Momentarily toxin free - The Songhua River, China.
by Staff Writers
Beijing (AFP) Mar 13, 2006
China's top environmental official said Saturday the thawing of ice in the spring will not repollute the Songhua River, the scene of a severe toxic chemical spill last year. "The final conclusion is that this spring, the Songhua River will not have a second incident of pollution," Zhou Shengxian, director of the State Environmental Protection Administration, told reporters at a news conference.

A blast ripped through a PetroChina chemical factory on November 13 in China's northeastern Jilin province, spewing tonnes of toxic benzene into the river.

An 80-kilometer-long (50-mile) slick of benzene consequently surged down the Songhua into the city of Harbin leaving up to four million people without tap water for days.

The spill also caused alarm in neighboring Russia as the Songhua feeds into the Amur which provides the main source of drinking water for the 600,000 residents of the Russian city of Khabarovsk.

China managed to reduce the risk by increasing the flow of water through reservoirs into the Songhua to dilute the chemical.

Experts however had warned that the problem could become worse in spring when ice flows that have trapped some of the pollution melt.

But Zhou said Saturday that Chinese and Russian experts have analyzed the water and concluded there was currently no danger and would not be any danger once the ice melted.
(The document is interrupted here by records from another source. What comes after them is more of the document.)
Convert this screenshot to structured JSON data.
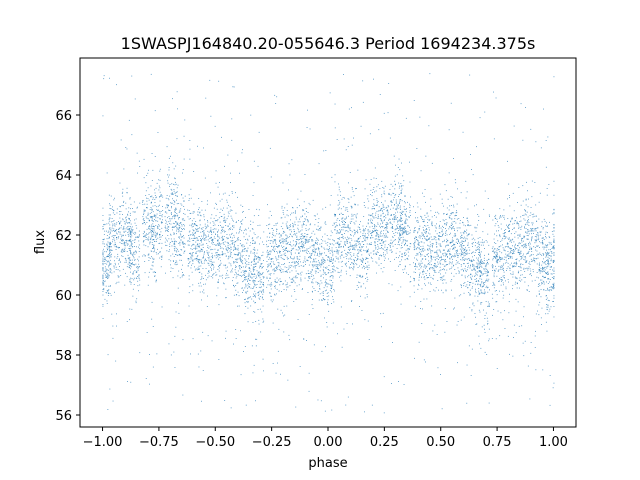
{
  "chart_data": {
    "type": "scatter",
    "title": "1SWASPJ164840.20-055646.3 Period 1694234.375s",
    "xlabel": "phase",
    "ylabel": "flux",
    "xlim": [
      -1.1,
      1.1
    ],
    "ylim": [
      55.6,
      67.9
    ],
    "xticks": [
      -1.0,
      -0.75,
      -0.5,
      -0.25,
      0.0,
      0.25,
      0.5,
      0.75,
      1.0
    ],
    "xtick_labels": [
      "−1.00",
      "−0.75",
      "−0.50",
      "−0.25",
      "0.00",
      "0.25",
      "0.50",
      "0.75",
      "1.00"
    ],
    "yticks": [
      56,
      58,
      60,
      62,
      64,
      66
    ],
    "ytick_labels": [
      "56",
      "58",
      "60",
      "62",
      "64",
      "66"
    ],
    "grid": false,
    "point_color": "#1f77b4",
    "series_summary": {
      "phase_range": [
        -1.0,
        1.0
      ],
      "flux_core_range": [
        60.0,
        63.0
      ],
      "flux_median": 61.6,
      "flux_extent": [
        56.0,
        67.4
      ],
      "clusters_phase": [
        -0.99,
        -0.95,
        -0.9,
        -0.86,
        -0.8,
        -0.76,
        -0.7,
        -0.66,
        -0.6,
        -0.55,
        -0.5,
        -0.45,
        -0.4,
        -0.35,
        -0.31,
        -0.25,
        -0.2,
        -0.15,
        -0.1,
        -0.05,
        0.0,
        0.05,
        0.1,
        0.15,
        0.2,
        0.25,
        0.3,
        0.34,
        0.4,
        0.45,
        0.5,
        0.55,
        0.6,
        0.65,
        0.69,
        0.75,
        0.8,
        0.85,
        0.9,
        0.95,
        0.99
      ],
      "clusters_center_flux": [
        61.0,
        62.0,
        62.0,
        61.5,
        62.2,
        62.3,
        62.6,
        62.2,
        61.7,
        61.5,
        61.6,
        61.8,
        61.4,
        61.0,
        60.6,
        61.3,
        61.6,
        61.5,
        61.7,
        61.2,
        61.0,
        62.0,
        62.0,
        61.5,
        62.2,
        62.3,
        62.6,
        62.2,
        61.7,
        61.5,
        61.6,
        61.8,
        61.4,
        61.0,
        60.6,
        61.3,
        61.6,
        61.5,
        61.7,
        61.2,
        61.0
      ]
    }
  }
}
"Our final conclusion is Songhua River's fish are safe to eat, the dairy products made by farms (on the banks of the river) can be eaten," said Zhou.

Traces of pollution were found in the Amur in December but tests found they presented no danger to humans, Russian officials have said.

China has been embarrassed by the accident, one of the biggest environmental problems it has faced in recent years, which highlighted the environmental costs of its rapid industrialization and economic growth.